Mindestlöhne für Steinmetze und Bildhauer

Für die Beschäftigten im Steinmetz- und Steinbildhauerhandwerk gelten ab 1. Oktober erstmals tarifliche Mindestlöhne. Für Gebäudereiniger und das Baugewerbe werden die bisherigen Lohnuntergrenzen zum 1. Januar angehoben. Die Verordnungen des Bundesarbeitsministeriums passierten das Kabinett.

In zwölf Branchen mit insgesamt mehr als vier Millionen Arbeitnehmern sind inzwischen Mindestlöhne festgeschrieben. Die Tarifpartner haben sie ausgehandelt, die Bundesregierung hat sie gemäß Arbeitnehmerentsendegesetz und Arbeitnehmerüberlassungsgesetz für allgemeinverbindlich erklärt.

Steinmetze und Steinbildhauer neu dabei

Erstmals haben sich nun die Steinmetze und Bildhauer auf eine regional differenzierte und zeitlich gestaffelte Entgeltuntergrenze geeinigt. Ab 1. Oktober 2013 erhalten die rund 11.400 Beschäftigten den Branchen-Mindestlohn. In den alten Bundesländern und Berlin verdienen sie künftig 11 Euro pro Stunde, ab 1. Mai 2014 sind es 11,25 Euro. In den neuen Bundesländern erhalten die Beschäftigten 10,13 Euro ab Oktober, ab Mai 2014 sind es dann 10,66 Euro. Der Tarifvertrag gilt bis zum 30. April 2015.

Die Rechtsverordnungen legen die Mindestlöhne verbindlich fest. Damit werden in- und ausländische Arbeitgeber von Steinmetzen und Steinbildhauern verpflichtet, den tariflichen Mindestlohn zu zahlen.

Bundeskanzlerin Angela Merkel hatte mehrfach für branchenbezogene Regelungen bei Mindestlöhnen plädiert. "Ich bin gegen einen politisch festgelegten Mindestlohn, denn die Tarifpartner können das je nach Branche und Region viel besser festlegen", sagte sie der Magdeburger Volksstimme.

Lohnuntergrenzen für Gebäudereiniger und im Baugewerbe

Die Lohnuntergrenzen für Gebäudereiniger werden angehoben. Ab 1. Januar 2014 erhalten sie für Innen-und Unterhaltsreinigung in den alten Bundesländern einschließlich Berlin 9,31 Euro pro Stunde, in den neuen Bundesländern 7,96 Euro. Für Glas- und Fassadenreinigung beträgt die Lohnuntergrenze in den alten Ländern und Berlin 12,33 und in den neuen Ländern 10,31 Euro.
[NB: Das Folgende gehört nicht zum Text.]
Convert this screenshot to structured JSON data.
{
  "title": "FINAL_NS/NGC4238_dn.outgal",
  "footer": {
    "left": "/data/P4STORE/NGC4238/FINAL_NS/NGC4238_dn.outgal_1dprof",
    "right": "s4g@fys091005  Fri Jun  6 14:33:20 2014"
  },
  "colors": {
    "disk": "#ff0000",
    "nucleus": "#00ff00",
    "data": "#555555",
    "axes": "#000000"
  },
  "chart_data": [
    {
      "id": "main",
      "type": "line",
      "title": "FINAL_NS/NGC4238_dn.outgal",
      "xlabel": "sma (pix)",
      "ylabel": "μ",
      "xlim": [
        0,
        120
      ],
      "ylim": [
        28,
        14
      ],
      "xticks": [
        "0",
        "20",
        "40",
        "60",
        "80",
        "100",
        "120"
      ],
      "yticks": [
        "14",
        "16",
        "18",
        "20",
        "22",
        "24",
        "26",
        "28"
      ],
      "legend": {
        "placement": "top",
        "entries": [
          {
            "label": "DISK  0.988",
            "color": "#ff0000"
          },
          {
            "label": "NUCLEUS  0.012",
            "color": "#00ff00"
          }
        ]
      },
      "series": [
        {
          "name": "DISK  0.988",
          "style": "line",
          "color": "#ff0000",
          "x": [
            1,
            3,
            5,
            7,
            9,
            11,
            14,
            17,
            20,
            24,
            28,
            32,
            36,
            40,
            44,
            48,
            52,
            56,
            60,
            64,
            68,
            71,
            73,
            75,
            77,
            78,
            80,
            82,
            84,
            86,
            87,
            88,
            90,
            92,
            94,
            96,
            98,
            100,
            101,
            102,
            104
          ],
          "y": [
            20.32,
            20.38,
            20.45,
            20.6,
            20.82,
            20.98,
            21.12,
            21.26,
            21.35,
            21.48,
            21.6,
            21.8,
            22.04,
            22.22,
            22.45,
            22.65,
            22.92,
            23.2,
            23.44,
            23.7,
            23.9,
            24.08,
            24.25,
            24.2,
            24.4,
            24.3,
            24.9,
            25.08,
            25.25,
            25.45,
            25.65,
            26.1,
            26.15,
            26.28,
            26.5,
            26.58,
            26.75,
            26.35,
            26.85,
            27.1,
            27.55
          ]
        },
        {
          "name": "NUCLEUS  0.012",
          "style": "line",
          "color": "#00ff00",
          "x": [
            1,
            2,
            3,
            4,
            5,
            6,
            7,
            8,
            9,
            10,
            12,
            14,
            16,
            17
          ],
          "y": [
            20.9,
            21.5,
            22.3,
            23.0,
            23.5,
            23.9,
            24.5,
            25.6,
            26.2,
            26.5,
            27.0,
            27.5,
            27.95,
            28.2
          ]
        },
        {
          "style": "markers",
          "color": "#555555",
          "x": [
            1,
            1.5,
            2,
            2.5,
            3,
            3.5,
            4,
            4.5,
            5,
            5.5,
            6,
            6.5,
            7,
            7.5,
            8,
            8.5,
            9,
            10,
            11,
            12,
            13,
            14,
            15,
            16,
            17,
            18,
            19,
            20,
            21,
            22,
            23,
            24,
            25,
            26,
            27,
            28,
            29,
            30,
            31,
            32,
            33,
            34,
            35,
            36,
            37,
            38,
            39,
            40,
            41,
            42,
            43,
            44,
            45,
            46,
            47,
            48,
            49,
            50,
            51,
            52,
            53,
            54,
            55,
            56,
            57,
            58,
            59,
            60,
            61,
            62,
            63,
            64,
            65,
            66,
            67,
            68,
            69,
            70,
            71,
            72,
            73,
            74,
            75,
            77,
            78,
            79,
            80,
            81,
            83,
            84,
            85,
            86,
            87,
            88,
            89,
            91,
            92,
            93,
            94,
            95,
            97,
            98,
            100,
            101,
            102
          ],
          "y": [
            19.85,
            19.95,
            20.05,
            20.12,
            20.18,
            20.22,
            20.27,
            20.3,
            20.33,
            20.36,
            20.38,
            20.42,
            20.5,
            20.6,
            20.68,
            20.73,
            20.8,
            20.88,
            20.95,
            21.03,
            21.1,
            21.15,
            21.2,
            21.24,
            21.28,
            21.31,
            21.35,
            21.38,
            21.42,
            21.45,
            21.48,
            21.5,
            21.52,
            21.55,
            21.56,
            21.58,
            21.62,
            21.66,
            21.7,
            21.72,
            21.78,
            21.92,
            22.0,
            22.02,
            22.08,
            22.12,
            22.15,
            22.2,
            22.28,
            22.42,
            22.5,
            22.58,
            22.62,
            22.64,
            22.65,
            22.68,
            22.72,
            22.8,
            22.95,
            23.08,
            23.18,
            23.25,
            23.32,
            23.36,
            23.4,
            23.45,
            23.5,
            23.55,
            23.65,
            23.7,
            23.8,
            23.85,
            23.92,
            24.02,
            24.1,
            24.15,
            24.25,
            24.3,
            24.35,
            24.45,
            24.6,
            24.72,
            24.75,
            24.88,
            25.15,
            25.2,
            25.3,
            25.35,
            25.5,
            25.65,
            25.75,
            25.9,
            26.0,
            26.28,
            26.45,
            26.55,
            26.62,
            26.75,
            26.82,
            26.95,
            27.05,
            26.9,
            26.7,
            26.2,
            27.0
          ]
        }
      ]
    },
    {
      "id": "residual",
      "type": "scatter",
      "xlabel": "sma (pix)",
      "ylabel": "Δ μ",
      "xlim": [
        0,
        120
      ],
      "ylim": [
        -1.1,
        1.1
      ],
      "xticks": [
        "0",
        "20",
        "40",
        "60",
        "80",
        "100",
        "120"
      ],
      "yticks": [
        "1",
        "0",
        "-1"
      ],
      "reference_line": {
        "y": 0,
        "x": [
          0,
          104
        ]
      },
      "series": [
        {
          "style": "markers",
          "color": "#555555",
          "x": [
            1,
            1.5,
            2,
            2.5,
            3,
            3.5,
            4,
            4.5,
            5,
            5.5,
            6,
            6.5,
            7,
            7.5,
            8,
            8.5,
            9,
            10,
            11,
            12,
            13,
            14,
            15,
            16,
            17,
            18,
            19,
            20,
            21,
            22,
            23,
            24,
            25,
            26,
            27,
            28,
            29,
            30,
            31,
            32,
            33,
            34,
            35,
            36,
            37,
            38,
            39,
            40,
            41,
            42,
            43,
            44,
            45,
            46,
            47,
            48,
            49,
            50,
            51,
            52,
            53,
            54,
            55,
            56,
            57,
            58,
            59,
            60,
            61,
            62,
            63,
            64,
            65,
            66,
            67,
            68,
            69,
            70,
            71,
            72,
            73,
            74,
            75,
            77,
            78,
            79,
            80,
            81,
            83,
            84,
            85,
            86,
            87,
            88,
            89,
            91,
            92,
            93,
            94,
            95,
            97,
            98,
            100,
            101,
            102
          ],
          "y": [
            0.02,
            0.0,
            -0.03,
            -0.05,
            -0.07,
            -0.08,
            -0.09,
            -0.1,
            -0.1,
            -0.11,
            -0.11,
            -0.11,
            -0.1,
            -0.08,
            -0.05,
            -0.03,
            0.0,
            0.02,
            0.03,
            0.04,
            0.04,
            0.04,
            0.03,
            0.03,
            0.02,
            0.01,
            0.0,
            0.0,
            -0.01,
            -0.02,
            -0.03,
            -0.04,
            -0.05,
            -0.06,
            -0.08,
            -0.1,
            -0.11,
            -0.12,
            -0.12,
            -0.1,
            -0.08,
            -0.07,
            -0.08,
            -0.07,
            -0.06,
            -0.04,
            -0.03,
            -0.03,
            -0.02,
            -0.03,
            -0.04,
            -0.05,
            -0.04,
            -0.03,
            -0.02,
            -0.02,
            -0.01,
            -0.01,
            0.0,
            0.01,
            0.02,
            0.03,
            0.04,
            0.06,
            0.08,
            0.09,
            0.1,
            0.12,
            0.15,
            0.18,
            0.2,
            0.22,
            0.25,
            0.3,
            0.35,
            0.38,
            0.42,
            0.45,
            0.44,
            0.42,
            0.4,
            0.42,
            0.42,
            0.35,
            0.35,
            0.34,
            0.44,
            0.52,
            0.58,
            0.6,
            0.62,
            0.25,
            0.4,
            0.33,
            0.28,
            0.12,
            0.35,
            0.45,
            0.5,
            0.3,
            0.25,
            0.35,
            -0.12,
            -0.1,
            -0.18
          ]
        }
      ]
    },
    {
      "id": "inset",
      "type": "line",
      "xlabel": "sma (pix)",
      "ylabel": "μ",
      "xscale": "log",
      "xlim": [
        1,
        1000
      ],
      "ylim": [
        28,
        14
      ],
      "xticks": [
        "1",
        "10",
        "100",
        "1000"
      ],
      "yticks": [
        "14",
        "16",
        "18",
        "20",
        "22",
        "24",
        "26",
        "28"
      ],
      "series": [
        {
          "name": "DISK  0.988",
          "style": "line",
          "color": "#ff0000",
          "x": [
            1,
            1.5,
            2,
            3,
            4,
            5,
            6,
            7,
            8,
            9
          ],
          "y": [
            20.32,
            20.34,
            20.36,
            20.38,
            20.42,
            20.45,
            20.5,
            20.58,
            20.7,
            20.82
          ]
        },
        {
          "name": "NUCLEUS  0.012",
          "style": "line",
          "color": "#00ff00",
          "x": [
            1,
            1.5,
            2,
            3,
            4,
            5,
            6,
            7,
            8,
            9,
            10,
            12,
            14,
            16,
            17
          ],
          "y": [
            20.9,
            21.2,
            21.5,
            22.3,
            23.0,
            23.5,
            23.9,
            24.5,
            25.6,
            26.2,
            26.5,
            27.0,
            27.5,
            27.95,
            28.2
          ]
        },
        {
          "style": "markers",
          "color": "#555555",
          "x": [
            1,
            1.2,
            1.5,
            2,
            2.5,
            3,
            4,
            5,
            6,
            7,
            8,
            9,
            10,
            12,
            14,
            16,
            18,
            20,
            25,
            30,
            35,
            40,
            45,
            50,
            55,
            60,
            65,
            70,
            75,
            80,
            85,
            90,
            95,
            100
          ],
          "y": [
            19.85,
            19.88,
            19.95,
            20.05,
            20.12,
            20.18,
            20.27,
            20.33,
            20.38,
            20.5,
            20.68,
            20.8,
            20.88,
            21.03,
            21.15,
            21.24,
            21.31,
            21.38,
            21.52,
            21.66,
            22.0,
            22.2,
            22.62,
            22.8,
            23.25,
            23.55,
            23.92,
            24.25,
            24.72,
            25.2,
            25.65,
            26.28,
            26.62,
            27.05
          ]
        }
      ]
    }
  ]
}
Die Beschäftigten im Baugewerbe bekommen ebenfalls mehr Lohn. Ab Januar 2014 erhalten sie in den alten Bundesländern je nach Lohngruppe zwischen 11,10 Euro und 13,95 Euro; in Berlin zwischen 11,10 Euro und 13,80 Euro. In den neuen Bundesländern beträgt der neue Mindestlohn ab Januar 2014 einheitlich 10,50 Euro.

Einigung auch für Zeitarbeiter erzielt

Die rund 800.000 Beschäftigten der Zeitarbeitsbranche sollen ab 1. Januar 2014 mehr Geld erhalten. Darauf verständigten sich die Verhandlungsgemeinschaft Zeitarbeit und die Tarifgemeinschaft des DGB am Dienstag. Die Entgelte sollen zum 1. Januar 2014 um 3,8 Prozent im Westen und 4,8 Prozent im Osten steigen. Zusätzlich vorgesehen ist eine weitere Anpassung der Löhne zum 1. April 2015 um 3,5 Prozent im Westen und 4,3 Prozent im Osten.

Bundesarbeitsministerin Ursula von der Leyen kündigte an, sie werde den neuen Mindestlohn "umgehend" für allgemeinverbindlich erklären, damit alle Beschäftigten schon ab Januar von den Aufschlägen profitieren könnten. Die Einigung zeige zudem, dass tarifliche Branchenmindestlöhne funktionierten und dieses System Zukunft habe.